At 8 a.m. Saturday, the river was at 57.31 feet and rising. Flood stage in Natchez is 48-feet.

In Natchez, the river has been slowly rising for weeks and has been above flood stage for 140 days, a record for the area.

Vidalia Mayor Buz Craft said a meeting has been planned for Tuesday morning with town staff and representatives of the riverfront to discuss the situation.

Craft said the town is already filling up sandbags this weekend to use in low spots along the riverfront that are in question.

“We will have a lot of people working with sandbags,” Craft said.

The riverwalk along the riverfront will likely be closed in the coming days, Craft said, to protect the public.

Craft said when the decision to close the riverwalk is made, the Vidalia Riverfront — including the businesses — will remain open, but people will not be allowed on the sidewalk along the river.

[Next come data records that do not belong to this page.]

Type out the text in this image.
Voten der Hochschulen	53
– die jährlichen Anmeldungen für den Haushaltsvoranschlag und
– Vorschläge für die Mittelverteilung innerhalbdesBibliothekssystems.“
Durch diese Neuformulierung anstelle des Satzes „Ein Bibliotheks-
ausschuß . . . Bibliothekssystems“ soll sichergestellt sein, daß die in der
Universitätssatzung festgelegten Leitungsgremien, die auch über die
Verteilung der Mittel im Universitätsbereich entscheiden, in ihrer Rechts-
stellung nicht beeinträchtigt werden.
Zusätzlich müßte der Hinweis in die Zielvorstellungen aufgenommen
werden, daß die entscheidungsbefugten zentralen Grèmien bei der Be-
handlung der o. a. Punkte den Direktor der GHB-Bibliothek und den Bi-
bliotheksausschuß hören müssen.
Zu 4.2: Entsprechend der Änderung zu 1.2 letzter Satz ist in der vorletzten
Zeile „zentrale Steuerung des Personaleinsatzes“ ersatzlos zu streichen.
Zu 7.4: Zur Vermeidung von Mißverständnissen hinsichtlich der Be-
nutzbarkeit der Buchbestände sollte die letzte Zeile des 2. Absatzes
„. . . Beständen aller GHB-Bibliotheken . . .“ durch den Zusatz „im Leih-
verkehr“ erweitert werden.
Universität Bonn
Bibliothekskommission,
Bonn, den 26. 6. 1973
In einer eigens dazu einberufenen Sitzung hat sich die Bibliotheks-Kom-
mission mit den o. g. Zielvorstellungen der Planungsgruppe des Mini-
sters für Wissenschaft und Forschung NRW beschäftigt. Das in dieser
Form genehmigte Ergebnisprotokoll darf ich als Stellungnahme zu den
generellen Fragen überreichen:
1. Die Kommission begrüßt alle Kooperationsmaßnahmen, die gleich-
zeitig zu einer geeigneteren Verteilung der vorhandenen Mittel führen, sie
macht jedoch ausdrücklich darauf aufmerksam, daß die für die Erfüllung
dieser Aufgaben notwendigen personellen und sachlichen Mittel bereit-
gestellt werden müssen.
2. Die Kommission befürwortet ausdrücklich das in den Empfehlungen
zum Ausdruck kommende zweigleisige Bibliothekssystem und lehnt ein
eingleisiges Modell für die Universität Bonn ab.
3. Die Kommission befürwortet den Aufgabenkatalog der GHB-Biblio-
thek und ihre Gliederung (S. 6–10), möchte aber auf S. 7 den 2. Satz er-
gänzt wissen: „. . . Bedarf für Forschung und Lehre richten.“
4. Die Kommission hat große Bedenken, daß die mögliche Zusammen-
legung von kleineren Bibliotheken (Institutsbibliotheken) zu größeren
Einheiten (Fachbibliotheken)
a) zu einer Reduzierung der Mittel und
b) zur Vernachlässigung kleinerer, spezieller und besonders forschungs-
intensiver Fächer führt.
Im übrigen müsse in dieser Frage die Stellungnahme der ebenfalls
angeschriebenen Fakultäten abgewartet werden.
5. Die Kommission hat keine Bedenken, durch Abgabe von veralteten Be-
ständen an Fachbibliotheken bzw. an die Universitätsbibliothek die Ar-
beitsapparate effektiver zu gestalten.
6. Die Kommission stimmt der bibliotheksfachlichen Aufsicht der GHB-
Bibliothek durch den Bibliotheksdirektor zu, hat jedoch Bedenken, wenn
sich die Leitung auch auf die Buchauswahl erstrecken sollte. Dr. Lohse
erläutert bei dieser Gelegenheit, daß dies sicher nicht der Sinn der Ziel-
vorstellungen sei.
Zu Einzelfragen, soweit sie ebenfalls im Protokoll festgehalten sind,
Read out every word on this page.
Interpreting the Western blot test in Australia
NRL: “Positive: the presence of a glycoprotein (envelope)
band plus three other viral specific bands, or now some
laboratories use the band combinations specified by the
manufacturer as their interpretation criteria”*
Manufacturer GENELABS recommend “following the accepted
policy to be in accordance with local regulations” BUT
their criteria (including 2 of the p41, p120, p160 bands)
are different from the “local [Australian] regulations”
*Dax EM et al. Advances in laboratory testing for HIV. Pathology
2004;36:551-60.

“Water will be up against the riverwalk,” Craft said. “We don’t need someone to fall in.”

In 2011, the town built temporary retaining walls using HESCO baskets placed around the Vidalia Conference and Convention Center and around riverfront businesses to hold back the floodwaters that inundated the riverfront and reached the bottom of the levee.

In Natchez, Mayor Darryl Grennell said city crews would begin Tuesday to help install HESCO baskets on Silver Street to help protect businesses in Natchez Under-the-Hill.

“We are going to have to play a role in placing those baskets to prevent water from getting into the buildings,” Grennell said.

The additional work will require more of Silver Street to be blocked for traffic.

Grennell said Learned’s Mill Road is also closed to traffic and can only be accessed by property owners.

Craft said he and town officials continue to keep informed with the latest flood forecasts and will do what is necessary to protect property and the public.

Craft said he continues to be concerned about additional rain that is falling north of the Miss-Lou.

“What bothers me is rains up north, because all of that water comes down here,” Craft said. “We can’t help what the Lord sends. We have to deal with it when it comes.”

National Weather Service meteorologist in Jackson Dan Byrd said heavy rains and storm are predicted to dump rain across the Central Plains and the Midwest. With the Missouri and the Arkansas rivers already filled to capacity any additional rainfall will cause more problems through the Mississippi River Valley, Byrd said.

“It has been kind of an accumulation thing,” Byrd said. “It all feeds in the Mississippi River.”

Each new weather system has the potential to create additional problems, Byrd said.

The 28-day forecast issued by the National Weather Service each day takes into account precipitation forecast for the next 48-hours. Additional rainfall can change the outlook.